J’ai eu l’honneur de recevoir la lettre de Votre Majesté datée du 23 doolhadja, qui cherche à répondre à la lettre que j’avais adressée à Votre Majesté sur le sujet du trafic d’esclaves ; mais il apparaît à certaines expressions de la lettre de Votre Majesté que Votre Majesté n’a pas pleinement apprécié le sens de la demande faite de la part du gouvernement de Sa Majesté, ma gracieuse souveraine.
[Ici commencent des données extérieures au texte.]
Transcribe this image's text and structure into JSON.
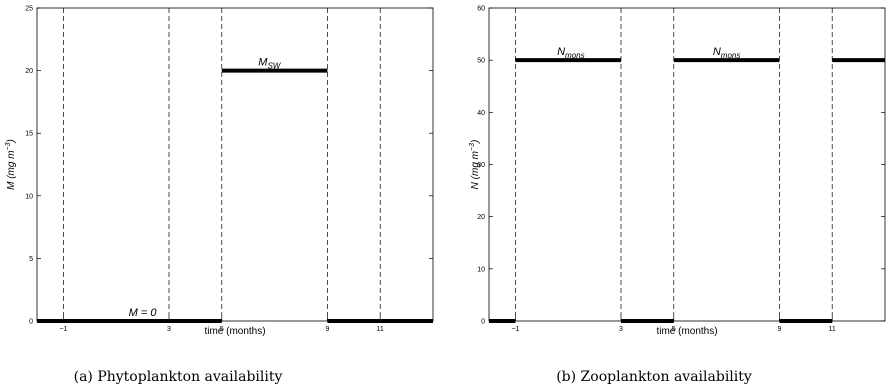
{
  "chart_data": [
    {
      "type": "line",
      "caption": "(a) Phytoplankton availability",
      "xlabel": "time (months)",
      "ylabel_main": "M",
      "ylabel_unit": "mg m",
      "ylabel_exp": "−3",
      "ylim": [
        0,
        25
      ],
      "yticks": [
        0,
        5,
        10,
        15,
        20,
        25
      ],
      "xlim": [
        -2,
        13
      ],
      "xticks": [
        -1,
        3,
        5,
        9,
        11
      ],
      "xtick_labels": [
        "−1",
        "3",
        "5",
        "9",
        "11"
      ],
      "vlines": [
        -1,
        3,
        5,
        9,
        11
      ],
      "segments": [
        {
          "x": [
            -2,
            5
          ],
          "y": 0
        },
        {
          "x": [
            5,
            9
          ],
          "y": 20
        },
        {
          "x": [
            9,
            13
          ],
          "y": 0
        }
      ],
      "annotations": [
        {
          "main": "M = 0",
          "sub": "",
          "x": 2,
          "y": 0
        },
        {
          "main": "M",
          "sub": "SW",
          "x": 6.8,
          "y": 20
        }
      ]
    },
    {
      "type": "line",
      "caption": "(b) Zooplankton availability",
      "xlabel": "time (months)",
      "ylabel_main": "N",
      "ylabel_unit": "mg m",
      "ylabel_exp": "−3",
      "ylim": [
        0,
        60
      ],
      "yticks": [
        0,
        10,
        20,
        30,
        40,
        50,
        60
      ],
      "xlim": [
        -2,
        13
      ],
      "xticks": [
        -1,
        3,
        5,
        9,
        11
      ],
      "xtick_labels": [
        "−1",
        "3",
        "5",
        "9",
        "11"
      ],
      "vlines": [
        -1,
        3,
        5,
        9,
        11
      ],
      "segments": [
        {
          "x": [
            -2,
            -1
          ],
          "y": 0
        },
        {
          "x": [
            -1,
            3
          ],
          "y": 50
        },
        {
          "x": [
            3,
            5
          ],
          "y": 0
        },
        {
          "x": [
            5,
            9
          ],
          "y": 50
        },
        {
          "x": [
            9,
            11
          ],
          "y": 0
        },
        {
          "x": [
            11,
            13
          ],
          "y": 50
        }
      ],
      "annotations": [
        {
          "main": "N",
          "sub": "mons",
          "x": 1.1,
          "y": 50
        },
        {
          "main": "N",
          "sub": "mons",
          "x": 7,
          "y": 50
        }
      ]
    }
  ]
}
Ce gouvernement sage et éclairé sait parfaitement que l’esclavage et le commerce d’esclaves ne sont pas interdits par la loi de l’islam, pas plus que par les lois plus anciennes des tribus d’Israël, et qu’en effet l’esclavage et le commerce d’esclaves n’étaient pas – jusqu’à une période relativement récente – interdits par les lois de n’importe quel État chrétien.

Votre Majesté impériale ayant daigné exprimer le désir que je l’informe en particulier d’un événement nouveau qui permettrait de rendre pertinente la réponse à la question, j’ai l’honneur de présenter à Votre Majesté impériale, sous une forme aussi brève que le permet un aussi vaste sujet, un aperçu général des progrès réalisés – au cours des quelques trente années passées – en faveur de l’humanité souffrante, concernant les esclaves et le commerce d’esclaves, et où il sera clairement montré que beaucoup de nations – et de différentes religions – ont désapprouvé le trafic d’esclaves, l’ont modifié, et que quelques-unes l’ont même totalement supprimé.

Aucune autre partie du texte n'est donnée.